Eventually I made it to downtown Montreal, full of tall buildings, traffic, pedestrians and high-end shopping.  I felt like I had been transported to New York City’s Fifth Avenue!  I stopped for lunch at Vasco de Gama, a Portugese restaurant I had read about in National Geographic.  I had a bison burger and a spinach salad, neither of which were very impressive.  (I regret not ordering the foie gras burger.  What was I thinking?!)

The Notre-Dame-de-Bon-Secours in Montreal, Canada.
The Notre-Dame-de-Bon-Secours (“Our Lady of Good Help”) or the Sailors’ Church.

By the end of the day, I had seen Old Montreal and a bit of downtown–all on foot.  And all the sites for free.  I was exhausted, in the best way possible.

The Christ Church Cathedral in Montreal, Canada.
The Christ Church Cathedral, one of my favorite doors in all of Montreal.
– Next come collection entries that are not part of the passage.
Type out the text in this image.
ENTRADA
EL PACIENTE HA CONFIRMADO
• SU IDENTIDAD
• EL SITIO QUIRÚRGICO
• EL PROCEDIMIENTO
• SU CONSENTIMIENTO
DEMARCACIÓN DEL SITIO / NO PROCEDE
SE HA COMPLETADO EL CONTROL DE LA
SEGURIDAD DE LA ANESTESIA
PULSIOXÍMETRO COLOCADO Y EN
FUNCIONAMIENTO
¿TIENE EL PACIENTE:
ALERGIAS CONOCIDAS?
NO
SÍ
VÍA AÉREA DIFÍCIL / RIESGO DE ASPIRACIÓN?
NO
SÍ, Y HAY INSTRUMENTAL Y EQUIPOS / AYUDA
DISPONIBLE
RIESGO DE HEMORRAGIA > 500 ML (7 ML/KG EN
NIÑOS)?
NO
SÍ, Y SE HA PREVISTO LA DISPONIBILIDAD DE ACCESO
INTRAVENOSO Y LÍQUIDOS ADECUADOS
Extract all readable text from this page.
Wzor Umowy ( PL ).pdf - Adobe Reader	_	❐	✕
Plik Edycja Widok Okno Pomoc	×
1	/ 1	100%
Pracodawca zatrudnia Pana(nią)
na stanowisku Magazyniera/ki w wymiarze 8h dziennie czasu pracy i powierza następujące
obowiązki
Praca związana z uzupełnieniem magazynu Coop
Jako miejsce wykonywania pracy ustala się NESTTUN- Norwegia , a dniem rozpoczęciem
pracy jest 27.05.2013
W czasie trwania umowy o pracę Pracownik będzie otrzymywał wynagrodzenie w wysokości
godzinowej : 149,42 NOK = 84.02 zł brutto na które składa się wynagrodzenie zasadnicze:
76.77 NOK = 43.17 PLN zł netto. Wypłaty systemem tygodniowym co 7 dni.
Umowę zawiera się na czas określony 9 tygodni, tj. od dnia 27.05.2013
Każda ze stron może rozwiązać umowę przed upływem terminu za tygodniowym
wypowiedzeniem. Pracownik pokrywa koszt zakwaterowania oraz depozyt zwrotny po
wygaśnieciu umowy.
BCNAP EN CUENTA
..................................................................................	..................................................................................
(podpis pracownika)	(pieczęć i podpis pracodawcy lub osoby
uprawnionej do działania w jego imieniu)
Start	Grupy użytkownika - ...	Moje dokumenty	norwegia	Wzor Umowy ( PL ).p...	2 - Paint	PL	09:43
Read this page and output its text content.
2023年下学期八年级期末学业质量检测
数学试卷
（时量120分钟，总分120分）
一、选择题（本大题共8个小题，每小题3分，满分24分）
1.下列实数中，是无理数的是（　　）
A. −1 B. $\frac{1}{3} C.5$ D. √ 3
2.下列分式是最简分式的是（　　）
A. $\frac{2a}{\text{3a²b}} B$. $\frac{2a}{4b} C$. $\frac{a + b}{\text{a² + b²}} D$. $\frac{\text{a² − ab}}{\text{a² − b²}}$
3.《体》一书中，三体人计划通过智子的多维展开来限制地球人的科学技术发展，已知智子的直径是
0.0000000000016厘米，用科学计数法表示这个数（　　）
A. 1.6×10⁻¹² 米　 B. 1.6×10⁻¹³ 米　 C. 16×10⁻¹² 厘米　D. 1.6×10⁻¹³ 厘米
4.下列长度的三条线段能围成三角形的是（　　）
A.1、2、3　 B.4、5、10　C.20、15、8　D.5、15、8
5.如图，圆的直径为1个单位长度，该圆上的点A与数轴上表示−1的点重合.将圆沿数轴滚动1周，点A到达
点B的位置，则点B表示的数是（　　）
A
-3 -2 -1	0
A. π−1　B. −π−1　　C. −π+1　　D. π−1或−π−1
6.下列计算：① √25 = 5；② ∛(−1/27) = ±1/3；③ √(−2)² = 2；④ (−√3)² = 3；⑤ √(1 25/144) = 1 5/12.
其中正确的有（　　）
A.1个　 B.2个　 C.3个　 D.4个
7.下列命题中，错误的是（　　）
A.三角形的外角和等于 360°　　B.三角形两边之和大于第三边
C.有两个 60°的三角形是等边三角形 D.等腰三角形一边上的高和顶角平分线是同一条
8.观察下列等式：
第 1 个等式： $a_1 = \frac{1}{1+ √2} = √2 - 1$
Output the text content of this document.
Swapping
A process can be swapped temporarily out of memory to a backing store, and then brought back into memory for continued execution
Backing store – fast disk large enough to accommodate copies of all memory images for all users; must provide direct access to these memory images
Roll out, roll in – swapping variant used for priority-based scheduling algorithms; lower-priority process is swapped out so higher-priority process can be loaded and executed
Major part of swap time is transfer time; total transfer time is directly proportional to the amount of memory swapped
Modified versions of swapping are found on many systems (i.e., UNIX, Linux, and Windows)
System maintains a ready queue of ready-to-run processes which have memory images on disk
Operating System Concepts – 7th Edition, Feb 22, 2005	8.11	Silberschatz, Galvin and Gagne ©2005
Traveling can easily turn into a to do list of places to check off and your focus can be transformed to where you’re going next instead of where you are now.  As I explored Montreal, I focused on staying in the present moment.  (I learned that trick while in New York City alone.)

As cheesy as it sounds, each new place in Montreal provoked so many emotions, and allowing myself to feel each of them was a bit therapeutic.  It was so relaxing to observe people around me, listen to conversations in French, and be at peace where I was.  And in a city as beautiful as Montreal, how could I not be?